Waste discharge – In addition to the above, one or more online analyzers such as the Aztec 600 can also be used to monitor the effluent discharge from the sludge holding tanks, again to assess the efficiency of the treatment process. This helps to identify whether the correct levels of treatment chemicals are being used, which can help operators to find potential areas for cost savings through greater efficiency.

Residual coagulant monitoring

Coagulation is a safe and effective method of treating surface water. It is used to improve water quality by reducing levels of organic compounds such as manganese, dissolved phosphorus, colour, iron and suspended particles.

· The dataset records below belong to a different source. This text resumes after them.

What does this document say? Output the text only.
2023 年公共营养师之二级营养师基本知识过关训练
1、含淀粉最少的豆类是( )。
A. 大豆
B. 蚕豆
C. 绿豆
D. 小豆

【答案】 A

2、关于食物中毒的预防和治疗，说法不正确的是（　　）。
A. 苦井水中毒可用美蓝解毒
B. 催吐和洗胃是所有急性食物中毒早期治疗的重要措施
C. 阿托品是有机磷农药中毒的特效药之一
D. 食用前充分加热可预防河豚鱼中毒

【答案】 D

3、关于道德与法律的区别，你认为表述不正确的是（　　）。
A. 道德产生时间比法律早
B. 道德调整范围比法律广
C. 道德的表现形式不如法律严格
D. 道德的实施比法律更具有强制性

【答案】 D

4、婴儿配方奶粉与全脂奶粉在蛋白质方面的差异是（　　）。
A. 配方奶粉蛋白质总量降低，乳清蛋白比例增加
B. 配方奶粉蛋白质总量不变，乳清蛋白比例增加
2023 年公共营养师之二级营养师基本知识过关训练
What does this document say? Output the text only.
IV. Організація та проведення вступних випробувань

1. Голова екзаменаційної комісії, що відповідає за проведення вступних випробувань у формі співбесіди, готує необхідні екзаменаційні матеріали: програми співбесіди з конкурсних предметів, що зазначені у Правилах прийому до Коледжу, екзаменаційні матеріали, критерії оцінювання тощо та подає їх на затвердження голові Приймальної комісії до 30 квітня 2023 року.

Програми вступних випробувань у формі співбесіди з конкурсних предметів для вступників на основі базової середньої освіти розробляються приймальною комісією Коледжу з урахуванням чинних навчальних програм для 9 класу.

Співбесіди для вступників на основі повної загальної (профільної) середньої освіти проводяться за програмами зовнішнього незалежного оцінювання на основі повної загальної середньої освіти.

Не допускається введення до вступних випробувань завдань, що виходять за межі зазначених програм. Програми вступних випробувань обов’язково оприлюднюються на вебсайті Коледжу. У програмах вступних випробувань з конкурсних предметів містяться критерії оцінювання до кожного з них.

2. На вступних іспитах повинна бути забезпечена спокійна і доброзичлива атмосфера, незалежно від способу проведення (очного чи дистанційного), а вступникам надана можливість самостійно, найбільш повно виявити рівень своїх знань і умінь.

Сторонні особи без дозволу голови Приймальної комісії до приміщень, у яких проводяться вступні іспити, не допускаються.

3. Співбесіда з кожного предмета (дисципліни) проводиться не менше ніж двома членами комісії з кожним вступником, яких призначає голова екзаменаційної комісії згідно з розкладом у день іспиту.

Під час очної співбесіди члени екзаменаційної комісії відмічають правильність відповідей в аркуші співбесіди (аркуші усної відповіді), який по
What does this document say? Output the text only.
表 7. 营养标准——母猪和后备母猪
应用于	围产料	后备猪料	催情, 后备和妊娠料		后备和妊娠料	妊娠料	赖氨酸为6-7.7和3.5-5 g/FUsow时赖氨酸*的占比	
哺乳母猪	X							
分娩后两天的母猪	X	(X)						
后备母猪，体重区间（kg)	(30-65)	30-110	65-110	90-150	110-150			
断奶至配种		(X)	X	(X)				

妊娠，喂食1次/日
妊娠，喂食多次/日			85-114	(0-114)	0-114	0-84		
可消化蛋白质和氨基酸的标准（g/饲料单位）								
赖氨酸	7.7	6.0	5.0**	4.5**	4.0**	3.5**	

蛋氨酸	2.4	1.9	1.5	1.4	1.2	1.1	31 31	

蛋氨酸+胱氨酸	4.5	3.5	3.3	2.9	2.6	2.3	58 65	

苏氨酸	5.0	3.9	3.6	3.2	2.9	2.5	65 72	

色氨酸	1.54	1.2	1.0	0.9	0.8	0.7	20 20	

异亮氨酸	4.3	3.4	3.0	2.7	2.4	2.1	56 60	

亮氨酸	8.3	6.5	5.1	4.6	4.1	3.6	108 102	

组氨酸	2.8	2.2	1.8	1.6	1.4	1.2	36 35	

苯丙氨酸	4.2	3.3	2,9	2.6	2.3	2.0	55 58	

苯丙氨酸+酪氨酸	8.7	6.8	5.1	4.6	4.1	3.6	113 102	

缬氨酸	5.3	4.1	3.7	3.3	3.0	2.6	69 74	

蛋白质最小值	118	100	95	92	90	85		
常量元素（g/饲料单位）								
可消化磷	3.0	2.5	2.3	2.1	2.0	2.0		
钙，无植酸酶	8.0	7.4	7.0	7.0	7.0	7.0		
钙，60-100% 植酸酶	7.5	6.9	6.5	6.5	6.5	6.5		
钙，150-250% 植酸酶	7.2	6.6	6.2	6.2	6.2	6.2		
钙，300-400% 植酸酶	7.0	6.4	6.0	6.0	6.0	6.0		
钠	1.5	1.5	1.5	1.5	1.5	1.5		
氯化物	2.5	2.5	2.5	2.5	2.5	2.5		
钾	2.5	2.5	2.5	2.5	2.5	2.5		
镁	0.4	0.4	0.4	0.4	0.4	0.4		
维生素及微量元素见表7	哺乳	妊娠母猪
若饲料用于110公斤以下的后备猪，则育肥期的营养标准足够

Coagulation techniques have been developed to bind together very small particles in water that will not settle or float and which cannot be removed by filtering. A chemical salt is added to electrically charge small waterborne particles (known as “colloidal matter”) so that they attract and bind to form larger particles, or “floc”, which can then float or settle. These salts are either ferric (iron) or aluminum based.

Using an online analyzer can help to regulate the dosing of these salts to ensure the treated water meets the required standards.

Monitoring coagulation efficiency also provides an added safeguard against the risk of waterborne diseases such as cryptosporidiosis. Failure to correctly coagulate and filter water can increase the risk of a cryptosporidium outbreak, which can have serious repercussions on water companies if they are found not to have exercised every care in treating their water supplies.

Cost saving benefits

As a means of continually monitoring water quality throughout the water treatment process, continuous online analyzers offer a range of cost saving benefits, including:

  • Reduced failures and maintenance issues caused by underdosing, such as plant shutdowns or increased cleaning of sand filters.
  • Reduced delays and failures caused by overdosing, such as discoloration, plus the associated costs of chemical dosing for pH correction.
  • Reduced operator intervention through the ability to carry out automatic monitoring.
  • Decreased levels of sludge, leading to a reduction in the cost and resources connected with sludge disposal.

Improvements in any of these areas can offer potential savings of thousands of dollars, either directly through operational savings, or indirectly through avoidance of fines and penalties arising from regulatory non-compliance or incorrect measurement.

Redir Obaji is with ABB Measurement and Analytics. This article appears in ES&E Magazine’s August 2019 issue.